Im Maritimen Technikum Leer treiben Wissenschaftler des Fachbereichs Seefahrt und Maritime Wissenschaften der Hochschule Emden/Leer und des Fraunhofer-Instituts für Windenergiesysteme (IWES) in Bremerhaven gemeinsam die maritime Forschung voran.

Im Schlepptank wird aktuell eine segelnde Kombifähre für den Inselstaat Marshall Islands entwickelt.

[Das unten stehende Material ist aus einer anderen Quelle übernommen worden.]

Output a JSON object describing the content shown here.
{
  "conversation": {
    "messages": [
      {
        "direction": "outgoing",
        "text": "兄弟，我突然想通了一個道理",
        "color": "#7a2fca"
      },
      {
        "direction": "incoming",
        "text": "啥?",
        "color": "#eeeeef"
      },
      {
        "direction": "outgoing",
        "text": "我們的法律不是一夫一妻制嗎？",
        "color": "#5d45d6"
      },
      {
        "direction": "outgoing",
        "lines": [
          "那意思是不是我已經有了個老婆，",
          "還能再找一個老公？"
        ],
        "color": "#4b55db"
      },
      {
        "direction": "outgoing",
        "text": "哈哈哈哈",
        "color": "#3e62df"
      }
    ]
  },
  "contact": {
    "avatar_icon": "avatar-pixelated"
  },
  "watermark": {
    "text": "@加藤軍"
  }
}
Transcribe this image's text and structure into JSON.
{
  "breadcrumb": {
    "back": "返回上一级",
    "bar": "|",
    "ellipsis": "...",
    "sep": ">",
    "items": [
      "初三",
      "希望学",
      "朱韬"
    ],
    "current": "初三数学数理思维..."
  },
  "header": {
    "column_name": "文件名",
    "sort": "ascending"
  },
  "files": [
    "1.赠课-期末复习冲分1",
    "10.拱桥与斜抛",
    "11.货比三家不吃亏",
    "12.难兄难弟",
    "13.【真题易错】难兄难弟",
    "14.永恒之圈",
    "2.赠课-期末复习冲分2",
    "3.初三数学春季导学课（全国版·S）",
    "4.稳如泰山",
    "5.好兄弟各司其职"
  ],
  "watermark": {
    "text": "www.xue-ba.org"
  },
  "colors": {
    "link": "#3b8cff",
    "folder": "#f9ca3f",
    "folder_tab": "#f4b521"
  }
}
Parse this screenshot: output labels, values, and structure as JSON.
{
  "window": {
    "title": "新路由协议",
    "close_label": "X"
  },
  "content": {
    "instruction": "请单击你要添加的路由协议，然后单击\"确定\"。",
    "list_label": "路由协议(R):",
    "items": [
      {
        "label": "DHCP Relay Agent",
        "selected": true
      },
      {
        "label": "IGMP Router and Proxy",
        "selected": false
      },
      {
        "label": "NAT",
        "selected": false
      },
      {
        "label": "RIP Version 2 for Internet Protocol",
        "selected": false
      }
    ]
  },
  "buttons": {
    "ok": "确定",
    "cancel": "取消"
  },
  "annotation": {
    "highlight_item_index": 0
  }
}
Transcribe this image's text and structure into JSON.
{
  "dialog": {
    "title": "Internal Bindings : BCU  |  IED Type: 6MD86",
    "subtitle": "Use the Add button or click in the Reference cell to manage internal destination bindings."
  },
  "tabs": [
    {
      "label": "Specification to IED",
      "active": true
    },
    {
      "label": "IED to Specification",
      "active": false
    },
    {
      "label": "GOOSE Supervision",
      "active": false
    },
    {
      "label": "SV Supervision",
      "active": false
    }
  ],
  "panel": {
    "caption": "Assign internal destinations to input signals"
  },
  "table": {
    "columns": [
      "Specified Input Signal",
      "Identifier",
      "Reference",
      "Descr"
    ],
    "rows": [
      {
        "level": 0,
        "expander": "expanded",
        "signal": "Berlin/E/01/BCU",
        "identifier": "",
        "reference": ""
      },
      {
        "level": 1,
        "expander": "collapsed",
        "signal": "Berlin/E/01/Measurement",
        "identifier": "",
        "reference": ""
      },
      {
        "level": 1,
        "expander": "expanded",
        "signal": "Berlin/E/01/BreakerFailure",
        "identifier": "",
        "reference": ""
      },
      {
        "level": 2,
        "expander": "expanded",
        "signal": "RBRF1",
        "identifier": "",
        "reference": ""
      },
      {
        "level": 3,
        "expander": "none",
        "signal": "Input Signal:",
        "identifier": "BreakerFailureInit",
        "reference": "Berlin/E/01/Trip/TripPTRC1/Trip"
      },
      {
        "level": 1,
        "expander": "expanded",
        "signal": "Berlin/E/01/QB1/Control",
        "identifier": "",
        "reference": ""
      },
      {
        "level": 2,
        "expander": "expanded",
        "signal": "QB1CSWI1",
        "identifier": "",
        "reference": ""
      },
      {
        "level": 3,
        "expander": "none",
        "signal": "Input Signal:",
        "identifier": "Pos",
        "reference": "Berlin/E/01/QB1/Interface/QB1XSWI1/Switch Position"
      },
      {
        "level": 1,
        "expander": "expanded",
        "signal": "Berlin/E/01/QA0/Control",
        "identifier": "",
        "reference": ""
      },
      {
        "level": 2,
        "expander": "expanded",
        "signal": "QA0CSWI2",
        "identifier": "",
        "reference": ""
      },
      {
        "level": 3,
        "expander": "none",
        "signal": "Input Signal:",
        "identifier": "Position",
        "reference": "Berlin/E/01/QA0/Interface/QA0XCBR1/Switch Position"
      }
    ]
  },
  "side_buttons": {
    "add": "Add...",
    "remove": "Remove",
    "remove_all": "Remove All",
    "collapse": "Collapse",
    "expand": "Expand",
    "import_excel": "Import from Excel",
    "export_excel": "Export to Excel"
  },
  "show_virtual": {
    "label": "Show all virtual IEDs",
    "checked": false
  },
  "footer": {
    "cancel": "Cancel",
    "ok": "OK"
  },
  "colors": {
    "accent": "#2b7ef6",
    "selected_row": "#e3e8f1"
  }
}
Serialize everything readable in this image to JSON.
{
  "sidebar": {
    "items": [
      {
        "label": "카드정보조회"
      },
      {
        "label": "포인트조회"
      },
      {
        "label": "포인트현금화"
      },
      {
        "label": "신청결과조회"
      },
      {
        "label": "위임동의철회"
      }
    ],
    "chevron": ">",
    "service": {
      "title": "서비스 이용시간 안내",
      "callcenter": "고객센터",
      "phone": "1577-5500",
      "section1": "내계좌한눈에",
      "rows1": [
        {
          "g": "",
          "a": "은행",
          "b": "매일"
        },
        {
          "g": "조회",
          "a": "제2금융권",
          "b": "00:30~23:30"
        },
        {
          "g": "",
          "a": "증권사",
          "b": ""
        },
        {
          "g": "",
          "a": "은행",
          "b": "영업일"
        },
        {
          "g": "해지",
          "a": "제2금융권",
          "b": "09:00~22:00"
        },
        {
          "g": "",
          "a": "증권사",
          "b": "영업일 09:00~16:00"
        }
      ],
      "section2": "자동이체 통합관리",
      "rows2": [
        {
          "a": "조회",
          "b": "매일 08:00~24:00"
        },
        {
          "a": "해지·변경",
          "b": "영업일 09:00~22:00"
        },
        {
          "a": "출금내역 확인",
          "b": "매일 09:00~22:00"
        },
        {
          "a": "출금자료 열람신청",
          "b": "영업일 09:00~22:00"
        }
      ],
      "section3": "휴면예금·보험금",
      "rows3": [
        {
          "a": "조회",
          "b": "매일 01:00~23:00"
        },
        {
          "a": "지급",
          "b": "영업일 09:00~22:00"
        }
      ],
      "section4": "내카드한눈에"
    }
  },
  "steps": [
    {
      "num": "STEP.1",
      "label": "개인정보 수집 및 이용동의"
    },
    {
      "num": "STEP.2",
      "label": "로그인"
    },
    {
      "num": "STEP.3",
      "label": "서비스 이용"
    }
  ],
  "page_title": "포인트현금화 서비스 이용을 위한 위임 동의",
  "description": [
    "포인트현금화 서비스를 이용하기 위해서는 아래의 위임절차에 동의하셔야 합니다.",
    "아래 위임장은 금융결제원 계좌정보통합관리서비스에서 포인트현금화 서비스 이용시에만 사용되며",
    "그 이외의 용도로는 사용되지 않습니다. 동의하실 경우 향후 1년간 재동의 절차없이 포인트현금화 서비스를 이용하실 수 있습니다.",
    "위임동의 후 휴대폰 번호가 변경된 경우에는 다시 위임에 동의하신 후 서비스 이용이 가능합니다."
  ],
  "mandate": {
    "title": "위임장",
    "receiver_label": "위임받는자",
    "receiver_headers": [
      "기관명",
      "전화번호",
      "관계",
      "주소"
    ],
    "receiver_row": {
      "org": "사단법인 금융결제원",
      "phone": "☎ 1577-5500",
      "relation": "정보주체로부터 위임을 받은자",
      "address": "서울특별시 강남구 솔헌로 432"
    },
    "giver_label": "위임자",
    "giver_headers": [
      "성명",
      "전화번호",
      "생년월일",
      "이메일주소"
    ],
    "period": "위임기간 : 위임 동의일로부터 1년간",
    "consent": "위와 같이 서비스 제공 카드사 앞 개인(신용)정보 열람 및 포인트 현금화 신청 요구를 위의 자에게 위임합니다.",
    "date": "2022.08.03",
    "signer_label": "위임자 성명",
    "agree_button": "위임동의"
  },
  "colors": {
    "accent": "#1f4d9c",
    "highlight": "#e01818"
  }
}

Fotos: TOBIASTRAPP, AKKA OLTHOFF, ISTOCK/RELAXFOTO.DE/SHULZ

Am Schifffahrtsstandort Leer ist Niedersachsen mit der Hochschule Emden/Leer und ihren rund 110 Professoren und 4.600 Studenten bereits jetzt gut aufgestellt. Mit dem vor knapp einem Jahr eröffneten Maritimen Technikum werden nun Forschung und Lehre am Fachbereich Seefahrt und Maritime Wissenschaft noch weiter optimiert. Weiterhin wird das neue Großlabor als Informations- und Dienstleistungspartner für die Region und darüber hinaus fungieren. Rund 6,4 Millionen Euro hat das Bundesland dafür insgesamt investiert.

„Die Besonderheit des Maritimen Technikums ist, dass hier die Hochschule Emden/Leer und das Fraunhofer-Institut für Windenergiesysteme (IWES) aus Bremerhaven gemeinsam einen Forschungsstandort für nachhaltige maritime Mobilität entwickeln“, berichtet der Ingenieurwissenschaftler Jann Strybny. Als Professor für Maritime Umwelttechnik und Strömungsmechanik forscht und lehrt er hier. Darüber hinaus oblag ihm die wissenschaftliche Leitung der Planung und des Baus des Technikums wie auch die Vorbereitung der Kooperation mit dem IWES.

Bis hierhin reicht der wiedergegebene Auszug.